One prisoner, Patrick Alexander, was handcuffed and taken to a broom closet, where three corrections officers he didn’t know interrogated him, he told NYT.

“The officer jumps up and grabs me by my throat, lifts me out of the chair, slams my head into the pipe along the wall,” he said. “Then he starts punching me in the face. The other two get up and start hitting me also in the ribs and stomach.”

When he repeatedly denied having any information, the officer conducting the interrogation threatened to waterboard him, he said.

Victor Aponte worked in the prison tailor shop, where Matt also had a job. He described undergoing a similar interrogation, saying one guard tied a plastic bag around his neck and used it as a hanging noose.
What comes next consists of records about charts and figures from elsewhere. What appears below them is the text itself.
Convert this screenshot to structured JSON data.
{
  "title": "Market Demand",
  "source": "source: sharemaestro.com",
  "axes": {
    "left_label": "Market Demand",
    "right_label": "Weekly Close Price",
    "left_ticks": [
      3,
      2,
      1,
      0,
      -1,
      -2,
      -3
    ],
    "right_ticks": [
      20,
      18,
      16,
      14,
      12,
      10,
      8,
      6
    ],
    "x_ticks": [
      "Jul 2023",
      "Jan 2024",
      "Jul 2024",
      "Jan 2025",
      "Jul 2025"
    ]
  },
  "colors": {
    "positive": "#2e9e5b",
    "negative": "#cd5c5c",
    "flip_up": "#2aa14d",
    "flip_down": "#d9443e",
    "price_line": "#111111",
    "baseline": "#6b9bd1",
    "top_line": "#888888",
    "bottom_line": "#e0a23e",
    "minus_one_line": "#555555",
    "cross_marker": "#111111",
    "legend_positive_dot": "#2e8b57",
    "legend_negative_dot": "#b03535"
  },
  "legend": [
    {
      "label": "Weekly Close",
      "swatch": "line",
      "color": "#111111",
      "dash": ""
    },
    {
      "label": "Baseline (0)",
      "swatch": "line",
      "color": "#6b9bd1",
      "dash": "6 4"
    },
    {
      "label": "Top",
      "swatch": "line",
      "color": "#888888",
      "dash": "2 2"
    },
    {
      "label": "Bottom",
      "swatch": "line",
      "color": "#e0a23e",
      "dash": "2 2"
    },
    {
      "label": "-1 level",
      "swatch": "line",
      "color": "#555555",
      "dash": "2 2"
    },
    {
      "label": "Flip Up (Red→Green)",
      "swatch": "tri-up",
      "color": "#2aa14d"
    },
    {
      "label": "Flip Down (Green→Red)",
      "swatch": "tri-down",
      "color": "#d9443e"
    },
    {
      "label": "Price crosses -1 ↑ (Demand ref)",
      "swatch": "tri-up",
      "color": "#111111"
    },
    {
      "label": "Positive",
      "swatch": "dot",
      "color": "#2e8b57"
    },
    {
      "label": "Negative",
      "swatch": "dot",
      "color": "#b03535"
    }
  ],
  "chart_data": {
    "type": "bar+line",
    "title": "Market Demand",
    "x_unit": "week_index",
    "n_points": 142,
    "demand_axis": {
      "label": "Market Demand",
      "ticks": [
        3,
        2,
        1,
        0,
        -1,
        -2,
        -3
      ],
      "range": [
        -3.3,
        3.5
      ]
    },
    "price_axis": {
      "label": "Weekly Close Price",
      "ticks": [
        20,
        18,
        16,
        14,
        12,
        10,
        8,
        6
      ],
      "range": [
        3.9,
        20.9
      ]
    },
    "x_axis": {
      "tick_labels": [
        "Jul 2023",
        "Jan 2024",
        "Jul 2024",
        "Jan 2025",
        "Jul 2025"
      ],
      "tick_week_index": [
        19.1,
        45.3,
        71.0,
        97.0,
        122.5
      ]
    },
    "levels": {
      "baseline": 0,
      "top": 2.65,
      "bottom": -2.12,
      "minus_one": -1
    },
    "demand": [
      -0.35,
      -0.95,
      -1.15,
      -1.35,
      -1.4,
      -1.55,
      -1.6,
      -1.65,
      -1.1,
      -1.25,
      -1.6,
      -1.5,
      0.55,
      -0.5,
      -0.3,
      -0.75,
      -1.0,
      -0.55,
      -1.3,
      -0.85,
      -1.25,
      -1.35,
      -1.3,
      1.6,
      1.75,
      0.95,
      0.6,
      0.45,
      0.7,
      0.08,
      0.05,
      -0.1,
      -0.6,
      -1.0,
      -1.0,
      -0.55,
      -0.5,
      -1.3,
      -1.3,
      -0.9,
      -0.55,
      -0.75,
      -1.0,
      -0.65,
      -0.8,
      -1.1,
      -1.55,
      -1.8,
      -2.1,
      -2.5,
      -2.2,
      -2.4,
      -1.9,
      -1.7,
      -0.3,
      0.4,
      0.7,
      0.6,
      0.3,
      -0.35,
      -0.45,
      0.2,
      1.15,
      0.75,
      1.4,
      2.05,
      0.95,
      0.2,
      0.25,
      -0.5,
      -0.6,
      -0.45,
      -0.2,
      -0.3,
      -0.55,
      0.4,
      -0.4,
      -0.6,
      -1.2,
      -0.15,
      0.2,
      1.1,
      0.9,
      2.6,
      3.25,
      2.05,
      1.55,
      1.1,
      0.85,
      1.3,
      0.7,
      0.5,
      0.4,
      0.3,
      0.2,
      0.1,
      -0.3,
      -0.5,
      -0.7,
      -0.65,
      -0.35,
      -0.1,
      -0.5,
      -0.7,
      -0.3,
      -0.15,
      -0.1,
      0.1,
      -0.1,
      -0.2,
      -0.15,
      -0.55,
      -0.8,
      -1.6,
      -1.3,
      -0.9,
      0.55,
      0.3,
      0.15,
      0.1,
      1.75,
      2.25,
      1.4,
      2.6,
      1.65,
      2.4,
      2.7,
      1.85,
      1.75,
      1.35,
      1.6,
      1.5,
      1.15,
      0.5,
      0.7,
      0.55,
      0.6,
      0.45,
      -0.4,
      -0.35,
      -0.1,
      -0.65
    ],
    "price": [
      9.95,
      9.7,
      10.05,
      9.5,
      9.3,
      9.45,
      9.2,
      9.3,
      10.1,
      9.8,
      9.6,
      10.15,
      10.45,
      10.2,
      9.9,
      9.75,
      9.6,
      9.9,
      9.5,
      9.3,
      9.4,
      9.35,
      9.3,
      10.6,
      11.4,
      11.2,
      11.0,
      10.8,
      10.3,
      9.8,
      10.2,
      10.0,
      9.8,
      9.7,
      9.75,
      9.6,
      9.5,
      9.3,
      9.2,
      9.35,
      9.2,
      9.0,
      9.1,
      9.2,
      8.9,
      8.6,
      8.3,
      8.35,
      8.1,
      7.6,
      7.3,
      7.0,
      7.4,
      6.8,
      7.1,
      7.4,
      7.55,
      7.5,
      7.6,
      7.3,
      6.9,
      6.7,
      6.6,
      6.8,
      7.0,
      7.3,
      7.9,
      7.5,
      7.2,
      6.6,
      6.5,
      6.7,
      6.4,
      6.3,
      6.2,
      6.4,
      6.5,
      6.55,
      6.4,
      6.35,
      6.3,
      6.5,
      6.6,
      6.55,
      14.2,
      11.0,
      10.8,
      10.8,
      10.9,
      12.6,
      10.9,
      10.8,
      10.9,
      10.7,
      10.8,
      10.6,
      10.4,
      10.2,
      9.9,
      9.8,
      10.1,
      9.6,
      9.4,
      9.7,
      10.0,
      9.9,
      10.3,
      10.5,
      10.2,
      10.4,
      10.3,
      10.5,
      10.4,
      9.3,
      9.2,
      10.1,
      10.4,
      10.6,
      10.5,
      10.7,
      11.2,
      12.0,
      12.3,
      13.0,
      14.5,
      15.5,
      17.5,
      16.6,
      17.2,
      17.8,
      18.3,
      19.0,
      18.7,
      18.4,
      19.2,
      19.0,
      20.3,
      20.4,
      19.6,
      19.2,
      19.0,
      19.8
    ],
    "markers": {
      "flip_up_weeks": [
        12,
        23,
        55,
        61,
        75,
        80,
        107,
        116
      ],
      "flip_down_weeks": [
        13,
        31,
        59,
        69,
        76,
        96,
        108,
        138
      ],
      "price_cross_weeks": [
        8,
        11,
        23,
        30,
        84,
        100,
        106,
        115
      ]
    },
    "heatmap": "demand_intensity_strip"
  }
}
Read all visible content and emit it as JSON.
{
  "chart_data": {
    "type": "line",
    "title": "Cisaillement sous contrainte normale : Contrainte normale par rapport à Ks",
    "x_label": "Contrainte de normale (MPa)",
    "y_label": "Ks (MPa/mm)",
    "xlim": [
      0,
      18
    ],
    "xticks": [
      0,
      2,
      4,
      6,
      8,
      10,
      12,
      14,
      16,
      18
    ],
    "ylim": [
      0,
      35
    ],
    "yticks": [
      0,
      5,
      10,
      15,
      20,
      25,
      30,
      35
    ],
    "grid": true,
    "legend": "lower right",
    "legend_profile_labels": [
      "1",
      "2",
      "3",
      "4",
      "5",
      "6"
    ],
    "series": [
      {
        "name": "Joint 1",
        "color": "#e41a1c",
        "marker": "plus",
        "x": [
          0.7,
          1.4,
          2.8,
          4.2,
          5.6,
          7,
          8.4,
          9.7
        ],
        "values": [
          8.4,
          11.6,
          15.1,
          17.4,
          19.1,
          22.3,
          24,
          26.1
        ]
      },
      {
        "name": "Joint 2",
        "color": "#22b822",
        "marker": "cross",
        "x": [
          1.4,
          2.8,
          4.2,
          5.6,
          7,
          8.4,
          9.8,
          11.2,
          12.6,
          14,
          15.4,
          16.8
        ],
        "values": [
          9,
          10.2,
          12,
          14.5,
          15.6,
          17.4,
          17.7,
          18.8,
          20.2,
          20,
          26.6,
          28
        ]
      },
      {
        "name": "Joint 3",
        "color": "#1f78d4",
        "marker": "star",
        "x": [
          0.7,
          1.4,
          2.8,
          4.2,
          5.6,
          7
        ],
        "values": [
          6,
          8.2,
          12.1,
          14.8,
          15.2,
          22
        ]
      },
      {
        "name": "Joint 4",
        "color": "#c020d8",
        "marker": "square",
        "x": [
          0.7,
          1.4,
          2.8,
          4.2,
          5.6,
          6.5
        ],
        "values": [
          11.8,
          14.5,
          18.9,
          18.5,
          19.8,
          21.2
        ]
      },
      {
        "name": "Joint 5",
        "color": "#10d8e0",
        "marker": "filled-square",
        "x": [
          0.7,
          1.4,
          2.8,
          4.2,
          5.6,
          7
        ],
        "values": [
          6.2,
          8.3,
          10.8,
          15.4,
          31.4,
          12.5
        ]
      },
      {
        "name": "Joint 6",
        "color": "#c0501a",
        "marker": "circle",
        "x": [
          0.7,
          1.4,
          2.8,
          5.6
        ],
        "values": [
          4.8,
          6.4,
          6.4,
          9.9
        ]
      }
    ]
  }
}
“I don’t know how long he hung me up like that because I passed out,” he wrote in a letter.

Several inmates were denied medical care after the interrogations and were later bullied out of reporting how they sustained their injuries, the report said.

Clinton inmates were also subjected to harsh reprisals by the authorities. Dozens were transferred from the privileged “honor block” of the Clinton Correctional, where Matt and Sweat lived, to solitary confinement or other prisons. Others were stripped of privileges that they had earned by years of good behavior. Unlike prison staff, no inmate was found linked to the escape, the newspaper commented.

Over 60 inmates have filed complaints with Prisoners’ Legal Services of New York, an organization that assists prisoners, the newspaper said. A letter making similar allegations was sent last month to state corrections officials by an inmate council at the facility.

The state corrections department launched an investigation into the allegations, pledging that “any findings of misconduct or abuse against inmates will be punished to the full extent of the law.”